Подтянув застёжки и сделав большую мужскую куртку поменьше – чтобы не привлекать внимания нероскошным внешним видом, Юля заторопилась вдоль забора заброшенного студенческого кладбища. Когда-то студенты массово бунтовали. И сначала были жестоко подавлены (и оказались здесь), затем записаны в герои, а вот сейчас просто прощены и забыты за неактуальностью их экстремистских идей. Кладбище тоже подвергалось сносу: слишком дорого иметь в черте города заселённую никем площадь. Гудели за забором экскаваторы, рычали трактора. Но кладбище Юля прошла быстро – оно было маленьким. Прошла – и направилась к бесплатному подземному переходу (на центральных улицах таких уже было раз-два и обчёлся, а здесь всё же окраина).

Скоро она затерялась в толпе.

* * *

Всякие разговоры были запрещены. Задержанные во время облавы стояли сейчас вдоль стены длинного коридора. Между ними прохаживались вооружённые полицейские охранники. Медленно очередь подтаивала на одного человека – того, кто следующим заходил за чёрную пластиковую дверь кабинета. Больше очередь его не видела: человек уходил через кабинет в другую дверь дальнейшим этапом.

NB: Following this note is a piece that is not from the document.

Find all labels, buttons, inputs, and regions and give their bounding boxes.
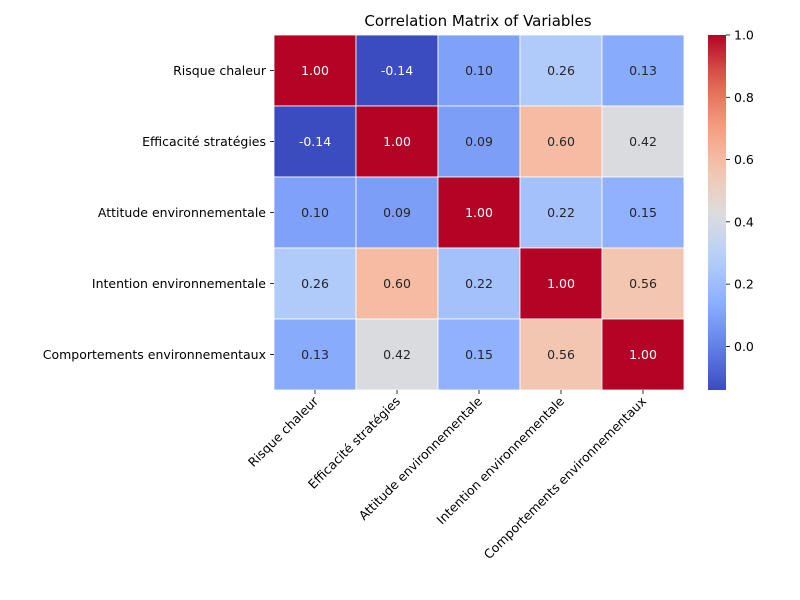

Там, в кабинете, выясняли личность преступника – и определяли его судьбу на ближайшее и, на сколько заслужит, отдалённое будущее.

И была судьба у всех, оказывается, разной.

Судьба Володи выглядела неплохо. Подтянутый молодой человек офисного типа в гладко сидящем костюме вошёл в кабинет вслед за ним. Молодого человека кабинетные люди приветствовали, потому что относились к нему с явным почтением. Он уселся за стол в дальнем углу, раскрыл компьютер и с интересом принялся рассматривать что-то на его мониторе.

Володе задавали вопросы, он отвечал. Да, отвечал, собираясь с мыслями, потому иногда подозрительно коротко, а пару раз даже невпопад. Володя думал сейчас о том, как же это будет происходить – то, когда ему придётся подороже продавать свою жизнь. И не очень-то хотелось ему это представлять. Да и делать тоже. Жить вот хотелось. Но как-нибудь хорошо и свободно.

– Повернитесь, я вас сфотографирую. – произнёс молодой офисный человек.

– Я? – Володя резко поднялся со стула.

– Повернитесь, а не прыгайте. – сказал, словно дёрнул Володю за край одежды, лейтенант, который его допрашивал.

Володя уселся ровно, несколько раз прожужжала фотокамера.

И уже через три минуты его направили через проходные комнаты кабинетных лабиринтов сидеть дальше – в узком пенальчике без окон. Рядом с ним, стараясь не присматриваться к шагающим охранникам, ждали будущего молодые ребята. Володя знал двоих из них – жителей артистической коммуны.

Через минут сорок, когда к очереди в пенальчике прибавилось ещё трое, молодой человек-начальник пришёл к ним с лёгким свежемагазинным скрипом красивой обуви. Вооружённая охрана проводила новобранцев, а в том числе и Володю, в неизвестность – до чистого блестящего микроавтобуса.

Из-за странного волнения – вот как, оказывается, колотит судьба, когда лепит твоё будущее чужими руками, Володя не успел прочитать, что написано на борту автобуса. Название фирмы ведь, скорее всего. Но какой? Куда выбрал его офисный красавец?